L-W District 210 Superintendent's Succession Process
Lincoln-Way High School District 210 Board of Education evaluated six candidates for the job of superintendent.
The Lincoln-Way High School District 210 Board of Education, almost two years ago, began talking about the succession of Superintendent Lawrence Wyllie, who announced his retirement at the regular board meeting Dec. 13.
Due to the expected changes in the Teachers Retirement System (TRS), Wyllie told the board in earnest six months ago that he wanted to retire in June 2013. With 54 years of service in, plus two years of unused sick time, Wyllie has logged a total of 56 years in education. The state allows $25 a day for unused sick time. But the maximum is 50 days. That's $1,250, said Johnson.
Since the district does not have an "accrue" policy, the two years "means nothing for Larry," said Arvid Johnson, board president.
"For Larry, there is no advantage" to having stacked up unused vacation time. At LWHS Dist. 210, if vacation days are not used, they're lost, he said.
LWH Dist. 210 also affords no large "lump-sum" payout upon retirement, he said.
Veteran Board Member Jim Gast said, "We've known it was coming. The man is 75 years old." The first thing the board did was identify the kind of leadership it wanted to run the four high schools in the 105-square-mile district.
"The board believes in advancing the 'Lincoln Way,'" which is characterized as someone who knows the community and the ideals that the district supports, Johnson said. The ideals advanced at the district are academic success and fiscal responsibility.
"The board has followed a policy of developing and advancing Lincoln-Way personnel who believe in this strong work ethic, fiscal responsibility, and servant leadership approach," he said in a statement.
Johnson said the board has spent a great deal of time planning for the future of the district.
"Whether at athletic or performing arts events, celebrations of academics or honors society inductions, senior citizen events, chambers of commerce business expos or community parades—the board has listened to the Lincoln-Way community about the importance of finding a superintendent that would understand and respect the district's traditions but not be afraid to lead in his or her own way," he said.
The primary emphasis of the search was finding someone who understood the "culture of Lincoln-Way," according to Gast. Working off that notion as the primary objective in the search of a new superintendent, he said, the board focused on existing staff.
Board interviews and candidates
The superintendent's job was never publicly posted because the retirement announcement was not intended to be made public until Dec. 13, said Johnson. In September, the board initiated the interview process. A total of six candidates from the district were evaluated by the board in closed session, he said. It was a personnel matter, so the interviews were conducted in executive session.
The list narrowed to two, and the name of Scott Tingley, the superintendent-to-be and former principal at Lincoln-Way East High School, rose to the top, according to Johnson.
"Had we felt that the candidates were not qualified, we would have" conducted and outside search, he said.
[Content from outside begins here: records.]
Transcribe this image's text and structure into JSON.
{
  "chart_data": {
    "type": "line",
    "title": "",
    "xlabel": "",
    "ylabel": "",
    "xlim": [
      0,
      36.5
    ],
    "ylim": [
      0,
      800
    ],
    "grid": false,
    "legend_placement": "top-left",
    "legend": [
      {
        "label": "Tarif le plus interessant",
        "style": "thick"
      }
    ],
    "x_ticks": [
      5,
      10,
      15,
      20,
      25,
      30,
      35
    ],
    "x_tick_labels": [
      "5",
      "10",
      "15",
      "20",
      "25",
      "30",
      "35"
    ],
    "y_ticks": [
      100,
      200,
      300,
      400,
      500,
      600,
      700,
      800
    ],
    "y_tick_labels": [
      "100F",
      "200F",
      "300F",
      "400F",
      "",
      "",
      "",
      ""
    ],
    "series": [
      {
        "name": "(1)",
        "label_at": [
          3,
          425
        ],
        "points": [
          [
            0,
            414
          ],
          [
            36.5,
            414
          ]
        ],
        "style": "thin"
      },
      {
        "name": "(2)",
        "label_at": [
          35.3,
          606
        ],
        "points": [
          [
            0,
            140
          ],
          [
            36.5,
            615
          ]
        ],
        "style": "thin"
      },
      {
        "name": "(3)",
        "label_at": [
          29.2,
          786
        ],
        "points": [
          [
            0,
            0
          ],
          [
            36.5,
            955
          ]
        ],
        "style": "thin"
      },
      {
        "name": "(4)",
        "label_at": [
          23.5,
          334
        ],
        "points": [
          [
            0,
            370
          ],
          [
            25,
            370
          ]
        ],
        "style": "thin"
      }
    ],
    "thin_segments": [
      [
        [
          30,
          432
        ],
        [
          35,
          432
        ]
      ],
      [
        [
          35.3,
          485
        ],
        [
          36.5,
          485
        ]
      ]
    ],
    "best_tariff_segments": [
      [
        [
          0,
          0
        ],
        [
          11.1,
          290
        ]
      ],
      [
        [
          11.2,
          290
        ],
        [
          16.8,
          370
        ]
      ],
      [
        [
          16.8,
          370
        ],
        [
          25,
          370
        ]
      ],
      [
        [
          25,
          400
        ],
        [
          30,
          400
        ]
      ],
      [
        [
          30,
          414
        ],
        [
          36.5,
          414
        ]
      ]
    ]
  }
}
"Scott Tingley is ready for the job," added Johnson. He was officially offered the job at the end of November. Johnson said he sees the six month transition period between Wyllie's announcement to retire and Tingley's takeover as positive. It gives Tingley time to adjust before taking over in full.
Tingley, 40, has worked for Lincoln-Way for 16 years. He began his teaching career at Lincoln-Way High School in 1994, teaching business and social science. He also coached boys’ basketball in his early years.
“The Board of Education believes that Tingley is the right person at the right time to lead District 210 forward – building upon not only its strong culture and tradition of success but also its core belief that ‘great is never good enough,” said Johnson.
In 2001, Tingley left Lincoln-Way to coach varsity basketball at Lemont High School and to serve as dean of students. He returned to Lincoln-Way in 2004 to teach economics and to serve as a dean. In 2006, he was named assistant principal at Lincoln-Way Central.
The following year, he assumed the duties of associate principal at Lincoln-Way East. While he was an assistant/associate principal he worked at three different high schools with four different principals, including Monica Schmitt when she was the principal of Lincoln-Way Central, Dr. Michael Gardner when he was the principal of Lincoln-Way East, and Dr. Brenda Jensen, former principal of Lincoln-Way East.
In 2009, Tingley was named director of personnel for the district. In 2011, he was named principal of Lincoln-Way East High School. At the end of the 2012-2013 school year, Tingley will have served two years as principal.
“Each position Dr. Tingley has served in has more than prepared him for the superintendency of Lincoln-Way High School District 210. His experience has given him insight into district-wide issues and district personnel, student achievement, the classroom, athletic and activities, and discipline of students,” noted Johnson.